To be effective  a competency framework must define the behaviours and skills needed by leaders.  Organisations then use these models and frameworks as roadmaps for their talent management processes.  Many organisations find that over time competencies breed like rabbits, creating conceptual confusion and making it hard to track performance.  


To bring clarity to the farm-yard we group competencies into four broad domains: 

Leadership domain flowchart

 

Self-management covers things like courage, drive and one’s ability to regulate and control emotions and behaviour. Relationships covers skills in initiating, building, and maintaining relationships. Leadership is about building and maintaining effective teams and promoting a vision. Professional covers the technical elements of a role, problem-solving, analysis and planning.

 

Seen this way, our competency groups form a hierarchy of trainability.
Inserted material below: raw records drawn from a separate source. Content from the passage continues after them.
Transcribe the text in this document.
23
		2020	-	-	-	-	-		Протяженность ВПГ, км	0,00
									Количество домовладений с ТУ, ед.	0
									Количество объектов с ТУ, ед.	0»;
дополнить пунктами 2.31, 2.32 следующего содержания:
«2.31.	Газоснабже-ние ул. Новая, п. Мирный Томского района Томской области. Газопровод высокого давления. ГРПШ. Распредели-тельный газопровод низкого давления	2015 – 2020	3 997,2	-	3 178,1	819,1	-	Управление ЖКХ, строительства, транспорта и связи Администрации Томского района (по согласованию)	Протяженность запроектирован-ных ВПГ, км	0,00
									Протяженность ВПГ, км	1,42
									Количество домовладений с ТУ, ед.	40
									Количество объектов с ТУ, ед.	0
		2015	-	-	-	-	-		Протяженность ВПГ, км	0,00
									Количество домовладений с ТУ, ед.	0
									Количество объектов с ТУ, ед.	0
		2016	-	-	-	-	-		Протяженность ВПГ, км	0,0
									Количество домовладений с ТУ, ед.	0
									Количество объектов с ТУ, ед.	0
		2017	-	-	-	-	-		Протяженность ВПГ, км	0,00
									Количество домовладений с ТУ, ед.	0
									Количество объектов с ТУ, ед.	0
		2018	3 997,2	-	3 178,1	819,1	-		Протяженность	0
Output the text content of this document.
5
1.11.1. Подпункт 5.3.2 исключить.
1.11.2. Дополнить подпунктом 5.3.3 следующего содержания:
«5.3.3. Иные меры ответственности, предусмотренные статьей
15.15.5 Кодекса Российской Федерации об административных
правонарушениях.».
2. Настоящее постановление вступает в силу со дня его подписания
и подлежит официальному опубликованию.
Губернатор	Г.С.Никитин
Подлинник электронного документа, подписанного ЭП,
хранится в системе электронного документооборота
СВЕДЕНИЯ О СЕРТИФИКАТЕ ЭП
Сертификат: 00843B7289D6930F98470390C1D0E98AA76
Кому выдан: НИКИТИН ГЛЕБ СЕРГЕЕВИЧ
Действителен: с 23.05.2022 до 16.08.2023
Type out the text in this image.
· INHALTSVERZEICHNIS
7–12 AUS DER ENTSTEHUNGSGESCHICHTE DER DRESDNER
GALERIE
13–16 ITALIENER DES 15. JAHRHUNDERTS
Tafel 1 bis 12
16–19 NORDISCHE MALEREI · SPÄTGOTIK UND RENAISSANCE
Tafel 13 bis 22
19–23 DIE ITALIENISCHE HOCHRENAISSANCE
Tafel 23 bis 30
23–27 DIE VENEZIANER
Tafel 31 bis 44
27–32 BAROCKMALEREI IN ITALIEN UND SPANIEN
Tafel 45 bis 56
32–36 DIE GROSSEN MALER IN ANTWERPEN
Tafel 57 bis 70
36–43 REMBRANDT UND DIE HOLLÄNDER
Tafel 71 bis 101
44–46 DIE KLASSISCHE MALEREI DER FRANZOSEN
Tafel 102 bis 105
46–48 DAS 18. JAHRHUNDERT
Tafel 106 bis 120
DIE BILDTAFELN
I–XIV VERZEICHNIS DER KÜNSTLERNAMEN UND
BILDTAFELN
That is, the skills associated with self-management and relationships are hardest to train because hard-wired personality drives things like emotional regulation, whereas performance management (for example) is more teachable.

 

Recently we found evidence from our leadership development work confirming that some competencies are much harder to develop than others.  Reviewing data from a leadership development programme Winsborough have run with a large New Zealand organisation for over five years, we saw positive shifts in participant’s leadership, measured by 360 evaluations conducted before and after the programme’s delivery.

 

“When we looked closely at the participant cohort, we observed that the greatest changes occurred in the two domains that were more trainable: leadership and professional skills (see figure 1).  The domain with the smallest improvement was self-management, although we still observed a positive shift,” says Dave Winsborough.

 

Leadership programme measures

Figure 1: Percentage change through leadership programme by domain

 

There are three key take-outs from these findings:
  1. 1. Well-run leadership development programmes do, indeed, produce measurable improvements in management behaviour;
  2. 2. The more trainable skills of leadership are tangible; and 
  3. 3. Less change is visible from those behaviours related to how we are deep down inside.

 

From these findings we can conclude that when choosing leaders, it pays to invest time and money in personality assessments to better understand their emotional stability and personality characteristics: changing these is significantly more difficult.